Brooklyn Museum/Wikimedia Commons
Boundaries of the sacred can be physical, ritual, and psychological. Crossing these boundaries requires some form of action on the part of the devotee. Physical boundaries, such as gates, doors, and curtains, require that one physically cross from the ordinary to the sacred space by passing through them. Ritual boundaries, such as bowing and kneeling or washing with water prior to entering the sacred place or encountering the sacred object, have a performative role in preparing an individual or community to communicate with the divine. And psychological boundaries entail recognition that since one is encountering the sacred, one must be prepared emotionally and psychologically, which is usually accompanied by the need to purify oneself, say, through confession or repentance, before facing the sacred.

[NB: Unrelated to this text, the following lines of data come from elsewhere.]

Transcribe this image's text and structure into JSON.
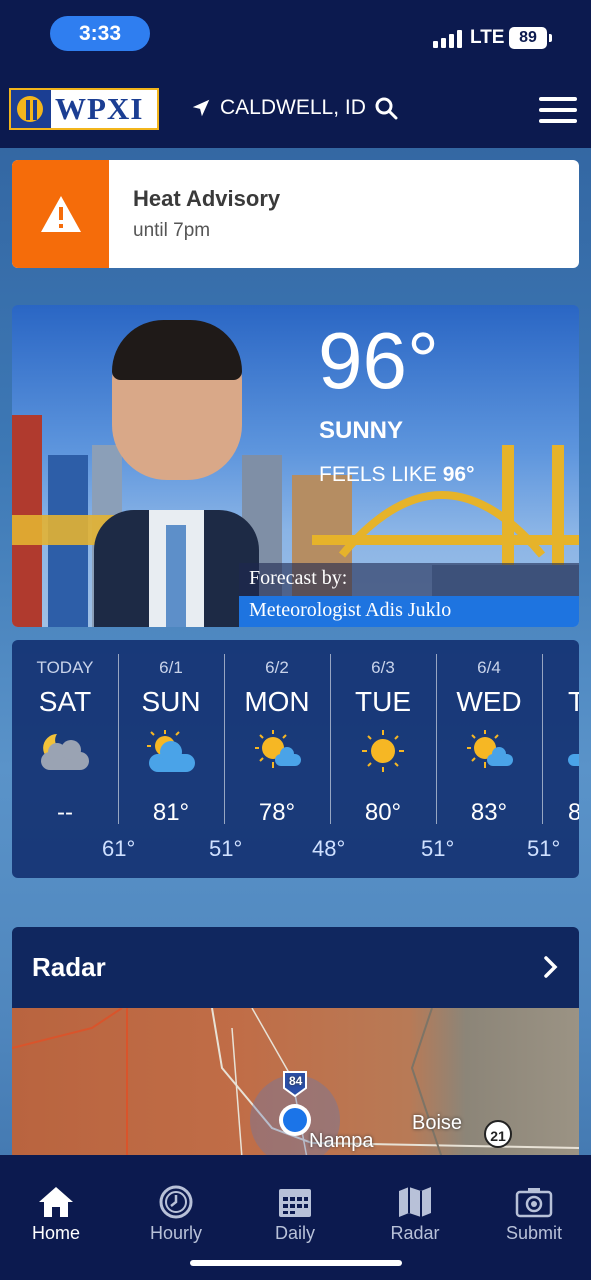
{
  "status_bar": {
    "time": "3:33",
    "network": "LTE",
    "battery": "89"
  },
  "header": {
    "logo_text": "WPXI",
    "location": "CALDWELL, ID"
  },
  "advisory": {
    "title": "Heat Advisory",
    "subtitle": "until 7pm"
  },
  "current": {
    "temperature": "96°",
    "condition": "SUNNY",
    "feels_like_label": "FEELS LIKE",
    "feels_like_value": "96°",
    "forecast_by": "Forecast by:",
    "meteorologist": "Meteorologist Adis Juklo"
  },
  "forecast": {
    "days": [
      {
        "date": "TODAY",
        "name": "SAT",
        "icon": "moon-cloud-icon",
        "high": "--",
        "low": "61°"
      },
      {
        "date": "6/1",
        "name": "SUN",
        "icon": "partly-cloudy-icon",
        "high": "81°",
        "low": "51°"
      },
      {
        "date": "6/2",
        "name": "MON",
        "icon": "mostly-sunny-icon",
        "high": "78°",
        "low": "48°"
      },
      {
        "date": "6/3",
        "name": "TUE",
        "icon": "sun-icon",
        "high": "80°",
        "low": "51°"
      },
      {
        "date": "6/4",
        "name": "WED",
        "icon": "mostly-sunny-icon",
        "high": "83°",
        "low": "51°"
      },
      {
        "date": "",
        "name": "T",
        "icon": "mostly-sunny-icon",
        "high": "8",
        "low": ""
      }
    ]
  },
  "radar": {
    "title": "Radar",
    "map_labels": {
      "highway": "84",
      "city1": "Nampa",
      "city2": "Boise",
      "route": "21"
    }
  },
  "tabs": [
    {
      "label": "Home",
      "icon": "home-icon",
      "active": true
    },
    {
      "label": "Hourly",
      "icon": "clock-icon",
      "active": false
    },
    {
      "label": "Daily",
      "icon": "calendar-icon",
      "active": false
    },
    {
      "label": "Radar",
      "icon": "map-icon",
      "active": false
    },
    {
      "label": "Submit",
      "icon": "camera-icon",
      "active": false
    }
  ],
  "colors": {
    "header_bg": "#0c1a4f",
    "accent_blue": "#2f7ef0",
    "advisory_orange": "#f56c0a"
  }
}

Allah made the Ka’ba [Qa’abah], the Sacred House, a means of support for men, as also the Sacred Months, the animals for offerings, and the garlands that mark them: that you may know that Allah has knowledge of what is in the heavens and on earth and that Allah is well-acquainted with all things.
Qur’an 5:97[2]

Fifth, religions employ sacred actions (rituals). Human beings are ritual beings. So much of our lives is ritualistic, whether for sacred or communal ends, and we participate in ritual action in all sorts of ways. Ritual involves order and usually has a communicative function. Generally, rituals communicate something, either to a transcendent being or to other human beings. Rituals involve elements of order, routine, and a commonly accepted set of meanings, although specific rituals do not require universal acceptance. If you have traveled outside your own country or state, you quickly recognize that there are a host of ritual activities that need to be learned in order to avoid offending others. Ritual and culture are closely related. Moreover, ritual actions can be simple or complex, sacred or mundane. And they can involve stylized sayings or chanting, bowing, kneeling, or sacrifices (e.g., of animals, vegetables, money).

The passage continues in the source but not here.